De manière plus altruiste, la publication de tels écrits représente un potentiel pédagogique important, offrant aux publics, aux interprètes et aux autres compositeurs un aperçu des prémisses uniques d’une oeuvre. L’analyse de partitions est toujours une partie essentielle de l’éducation d’un musicien, bien que dans la tour de Babel de la musique d’aujourd’hui, il soit souvent difficile d’identifier les principes de base d’une pièce donnée. Les aperçus des processus de pensée d’un compositeur offerts par l’écriture auto-analytique peuvent souvent s’avérer précieux, levant le voile sur les principes – tant esthétiques que techniques – qui sous-tendent une oeuvre.

Cette variété de motivations justifiant l’auto-analyse est largement mise en évidence dans une récente collection d’« écrits réflexifs » éditée par Nicolas Donin, un ouvrage volumineux de plus de 700 pages couvrant le « long » xxe siècle, allant du texte « Comment les idées me tombèrent du ciel » (1897), de Leoš Janáček, à l’article de Luis Naón cité plus haut (2014). Donin est certainement le chercheur ayant le plus contribué à notre compréhension des écrits auto-analytiques des compositeurs contemporains[1] et, dans cet ouvrage, il livre avec ses collaborateurs des essais introductifs riches et détaillés pour chacun des quarante-huit textes. On y trouve des descriptions étape par étape de processus de composition (Bennett, Sloboda, Reynolds), des journaux intimes et des carnets de bord (Schaeffer, Henze, Platz, Pesson), des réflexions post-hoc sur la psychologie de la création (Cowell, Saxton), des entretiens (Honegger, Adams, Reich) et des descriptions de techniques ou de systèmes de composition (Carter, Dallapiccola).

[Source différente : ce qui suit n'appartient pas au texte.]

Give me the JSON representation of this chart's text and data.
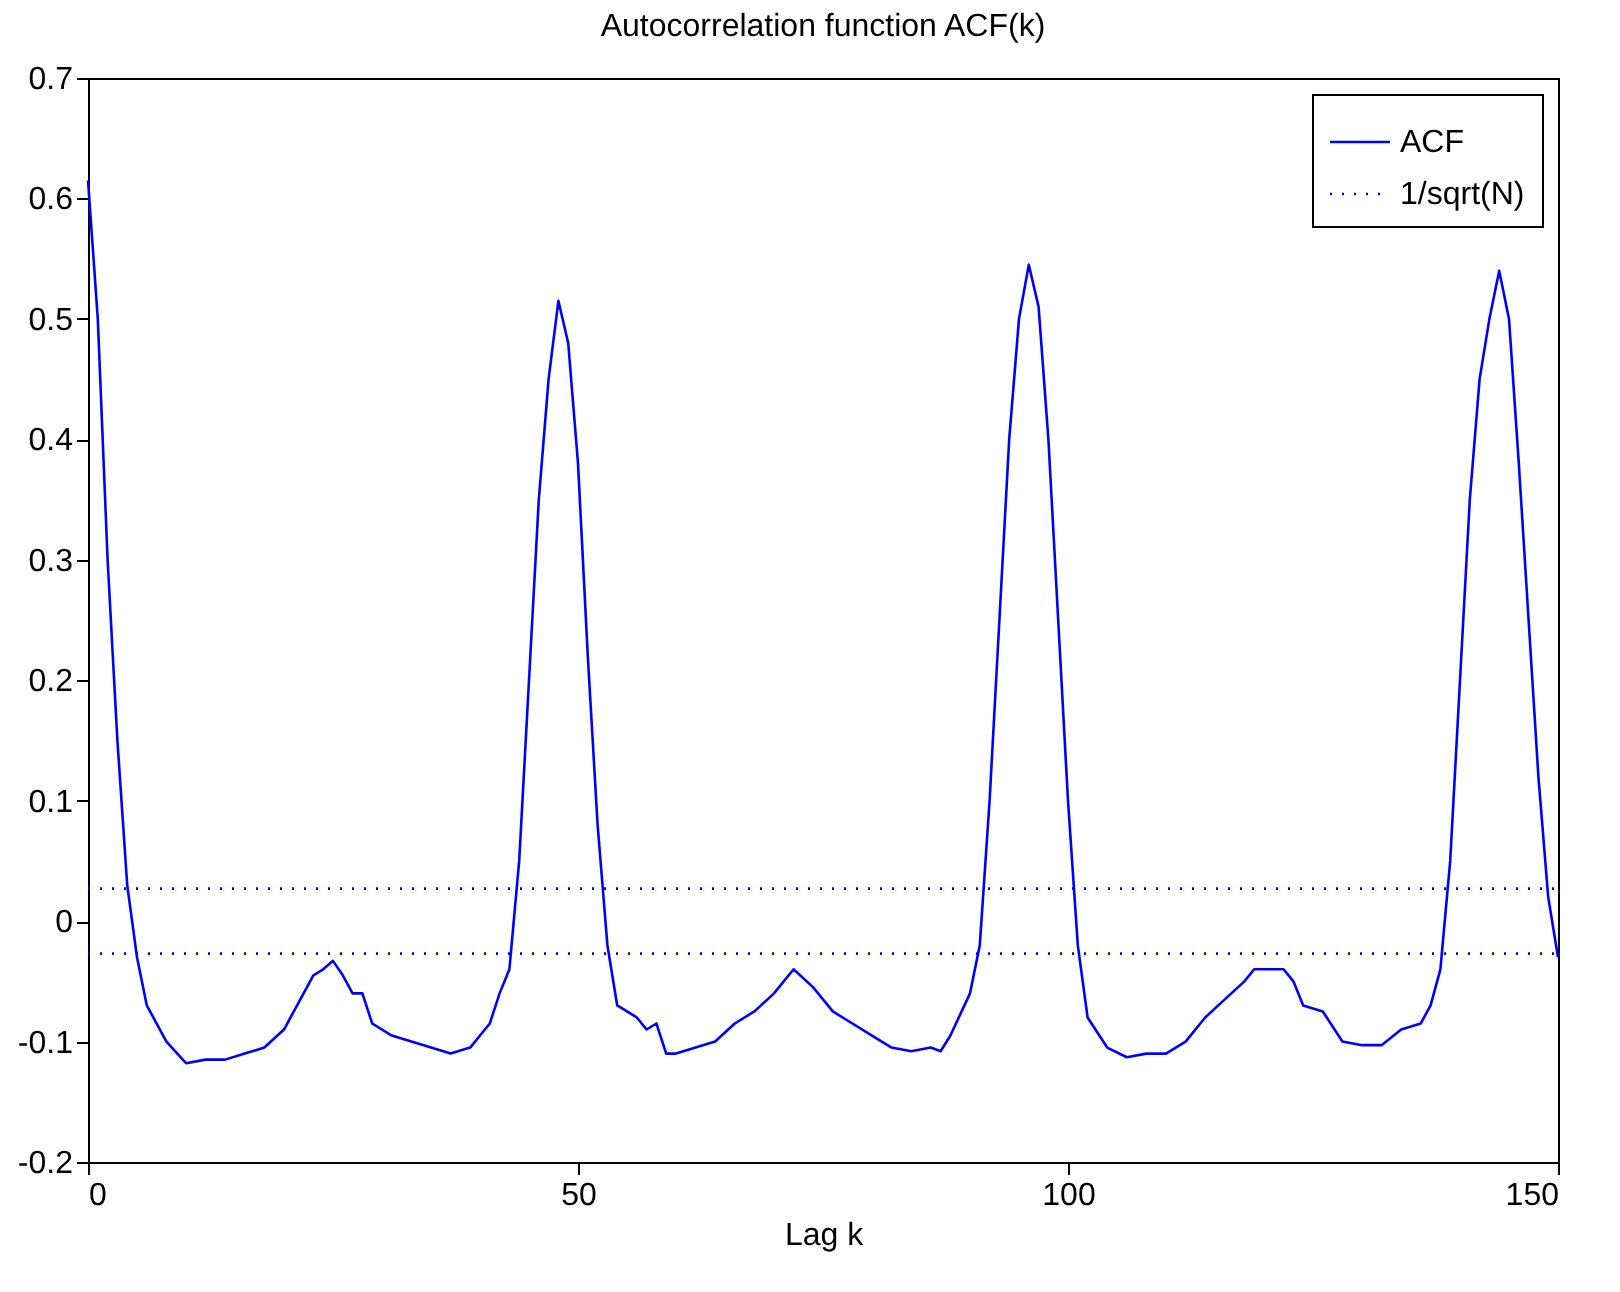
{
  "chart_data": {
    "type": "line",
    "title": "Autocorrelation function ACF(k)",
    "xlabel": "Lag k",
    "xlim": [
      0,
      150
    ],
    "xticks": [
      0,
      50,
      100,
      150
    ],
    "ylim": [
      -0.2,
      0.7
    ],
    "yticks": [
      -0.2,
      -0.1,
      0,
      0.1,
      0.2,
      0.3,
      0.4,
      0.5,
      0.6,
      0.7
    ],
    "grid": false,
    "legend": "top right",
    "marker": "none",
    "series": [
      {
        "name": "ACF",
        "color": "#0000ff",
        "line_style": "solid",
        "x": [
          0,
          1,
          2,
          3,
          4,
          5,
          6,
          8,
          10,
          12,
          14,
          16,
          18,
          20,
          22,
          23,
          24,
          25,
          26,
          27,
          28,
          29,
          31,
          33,
          35,
          37,
          39,
          41,
          42,
          43,
          44,
          45,
          46,
          47,
          48,
          49,
          50,
          51,
          52,
          53,
          54,
          55,
          56,
          57,
          58,
          59,
          60,
          62,
          64,
          66,
          68,
          70,
          72,
          74,
          76,
          78,
          80,
          82,
          84,
          86,
          87,
          88,
          90,
          91,
          92,
          93,
          94,
          95,
          96,
          97,
          98,
          99,
          100,
          101,
          102,
          104,
          106,
          108,
          110,
          112,
          114,
          116,
          118,
          119,
          121,
          122,
          123,
          124,
          126,
          128,
          130,
          132,
          134,
          136,
          137,
          138,
          139,
          140,
          141,
          142,
          143,
          144,
          145,
          146,
          147,
          148,
          149,
          150
        ],
        "values": [
          0.615,
          0.5,
          0.3,
          0.15,
          0.03,
          -0.03,
          -0.07,
          -0.1,
          -0.118,
          -0.115,
          -0.115,
          -0.11,
          -0.105,
          -0.09,
          -0.06,
          -0.045,
          -0.04,
          -0.033,
          -0.045,
          -0.06,
          -0.06,
          -0.085,
          -0.095,
          -0.1,
          -0.105,
          -0.11,
          -0.105,
          -0.085,
          -0.06,
          -0.04,
          0.05,
          0.2,
          0.35,
          0.45,
          0.515,
          0.48,
          0.38,
          0.22,
          0.08,
          -0.02,
          -0.07,
          -0.075,
          -0.08,
          -0.09,
          -0.085,
          -0.11,
          -0.11,
          -0.105,
          -0.1,
          -0.085,
          -0.075,
          -0.06,
          -0.04,
          -0.055,
          -0.075,
          -0.085,
          -0.095,
          -0.105,
          -0.108,
          -0.105,
          -0.108,
          -0.095,
          -0.06,
          -0.02,
          0.1,
          0.25,
          0.4,
          0.5,
          0.545,
          0.51,
          0.4,
          0.25,
          0.1,
          -0.02,
          -0.08,
          -0.105,
          -0.113,
          -0.11,
          -0.11,
          -0.1,
          -0.08,
          -0.065,
          -0.05,
          -0.04,
          -0.04,
          -0.04,
          -0.05,
          -0.07,
          -0.075,
          -0.1,
          -0.103,
          -0.103,
          -0.09,
          -0.085,
          -0.07,
          -0.04,
          0.05,
          0.2,
          0.35,
          0.45,
          0.5,
          0.54,
          0.5,
          0.38,
          0.25,
          0.12,
          0.02,
          -0.03
        ]
      },
      {
        "name": "1/sqrt(N)",
        "color": "#0000ff",
        "line_style": "dotted",
        "x": [
          0,
          150
        ],
        "values": [
          0.027,
          0.027
        ]
      },
      {
        "color": "#0000ff",
        "line_style": "dotted",
        "x": [
          0,
          150
        ],
        "values": [
          -0.027,
          -0.027
        ]
      }
    ]
  }
}
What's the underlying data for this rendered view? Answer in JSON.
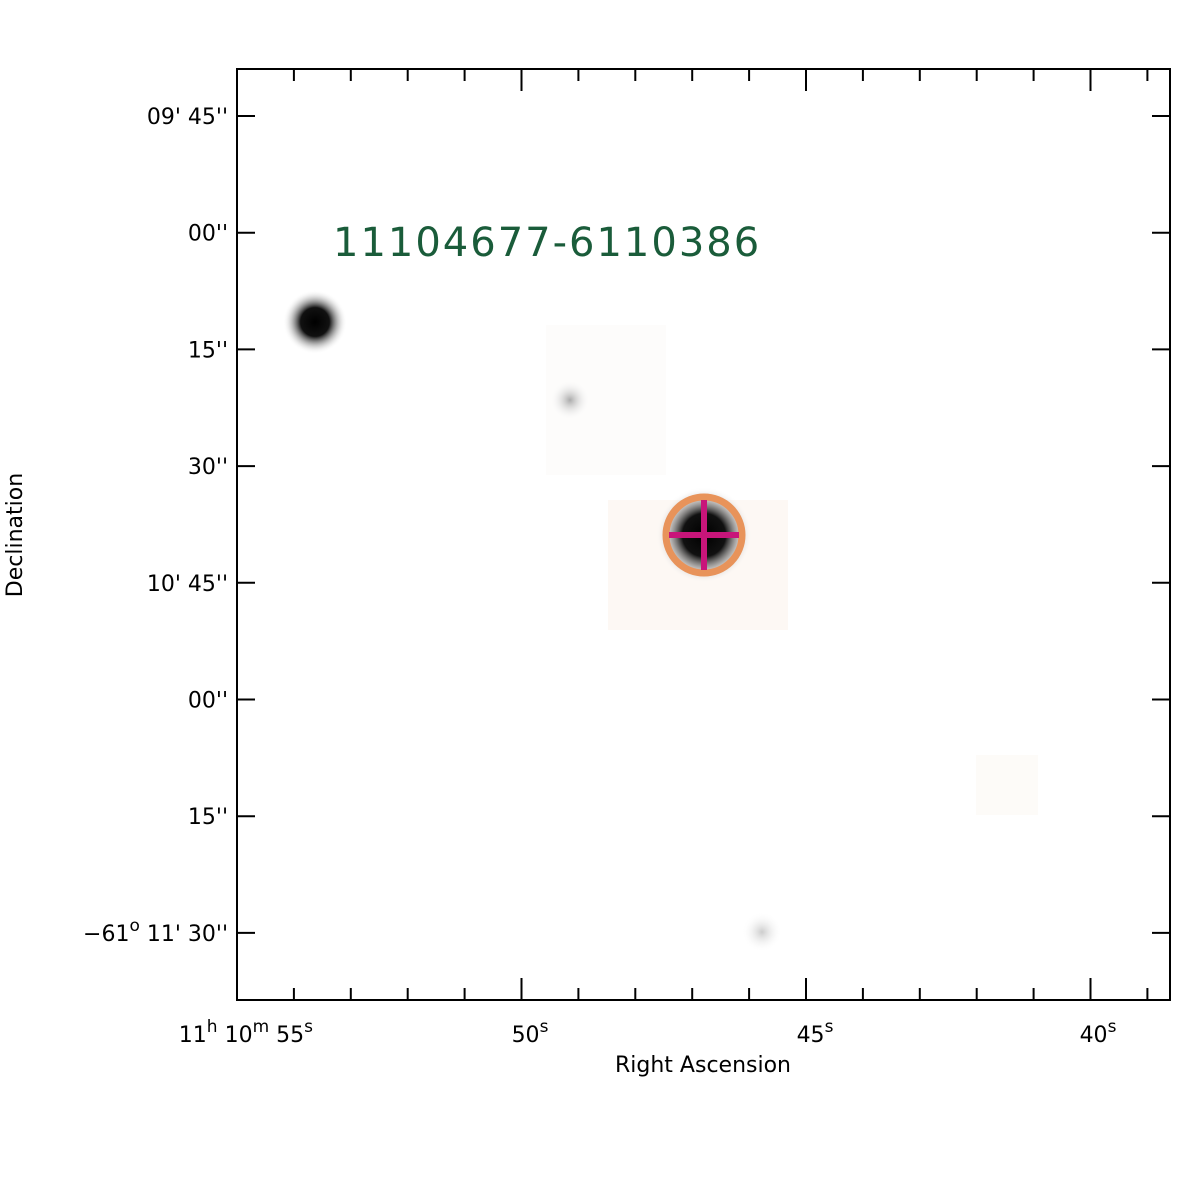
{
  "label": "11104677-6110386",
  "x_axis": {
    "title": "Right Ascension",
    "ticks": [
      [
        "11",
        "h",
        " 10",
        "m",
        " 55",
        "s"
      ],
      [
        "50",
        "s"
      ],
      [
        "45",
        "s"
      ],
      [
        "40",
        "s"
      ]
    ]
  },
  "y_axis": {
    "title": "Declination",
    "ticks": [
      [
        "09' 45''"
      ],
      [
        "00''"
      ],
      [
        "15''"
      ],
      [
        "30''"
      ],
      [
        "10' 45''"
      ],
      [
        "00''"
      ],
      [
        "15''"
      ],
      [
        "−61",
        "o",
        " 11' 30''"
      ]
    ]
  }
}
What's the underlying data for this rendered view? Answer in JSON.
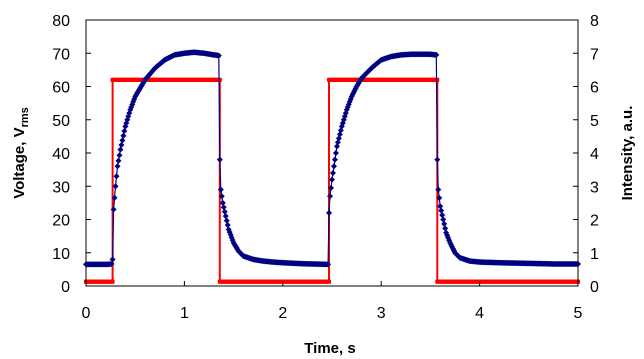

La grande diversité des approches est attirante, même si l’on peut se demander si tous ces écrits réflexifs sont véritablement des auto-analyses : les entretiens avec John Adams et Steve Reich, par exemple, ressemblent tous deux davantage à des autoprésentations publiques soignées qu’à des réflexions introspectives, et aucun d’eux ne plonge dans une lecture approfondie d’une oeuvre particulière.

En élargissant cette distinction, on pourrait diviser les textes du livre entre ceux qui présentent une analyse musicale détaillée d’une composition spécifique et ceux qui considèrent le processus créatif dans un sens plus abstrait et général. Cette deuxième catégorie comprendrait non seulement les entretiens cités ci-dessus, mais aussi des écrits philosophiques comme « L’autre tigre » de Chaya Czernowin (2007), des « notes à soi-même », comme la liste d’aphorismes de Georges Aperghis de 1979 (« Gagner le silence », « Ne pas oublier Duchamp, Roussel, Cage »), ou les entrées du journal de Gérard Pesson, où les étapes de la composition de son concerto pour piano Future is a Faded Song (2012) côtoient des événements et des rencontres quotidiennes. De telles études du processus créatif conduisent naturellement à une perspective psychologique, considérant la composition musicale comme un cas particulier de la cognition humaine en général. Deux projets de psychologues se distinguent d’ailleurs parmi tous ces écrits de compositeurs : d’une part, John Sloboda, analyste de la musique et compositeur amateur, réfléchit aux mécanismes d’invention et de résolution de problèmes dans sa propre mise en musique polyphonique d’un psaume pour choeur (1985) ; d’autre part, Julius Bahle, dans un projet remarquable, mais peu connu (1929-1939), recourt à des questionnaires envoyés à des compositeurs – dont Arnold Schönberg et Ernst Krenek – pour recueillir des informations sur leur mécanismes de composition. Sloboda et Bahle adoptent tous deux une méthodologie basée sur l’introspection, une approche de la recherche psychologique aujourd’hui largement abandonnée en raison de la subjectivité inhérente qu’on lui attribue : c’est un « jeu dangereux », comme le rappelle Donin, d’être « alternativement l’observateur et l’observé » (p. 382)[2].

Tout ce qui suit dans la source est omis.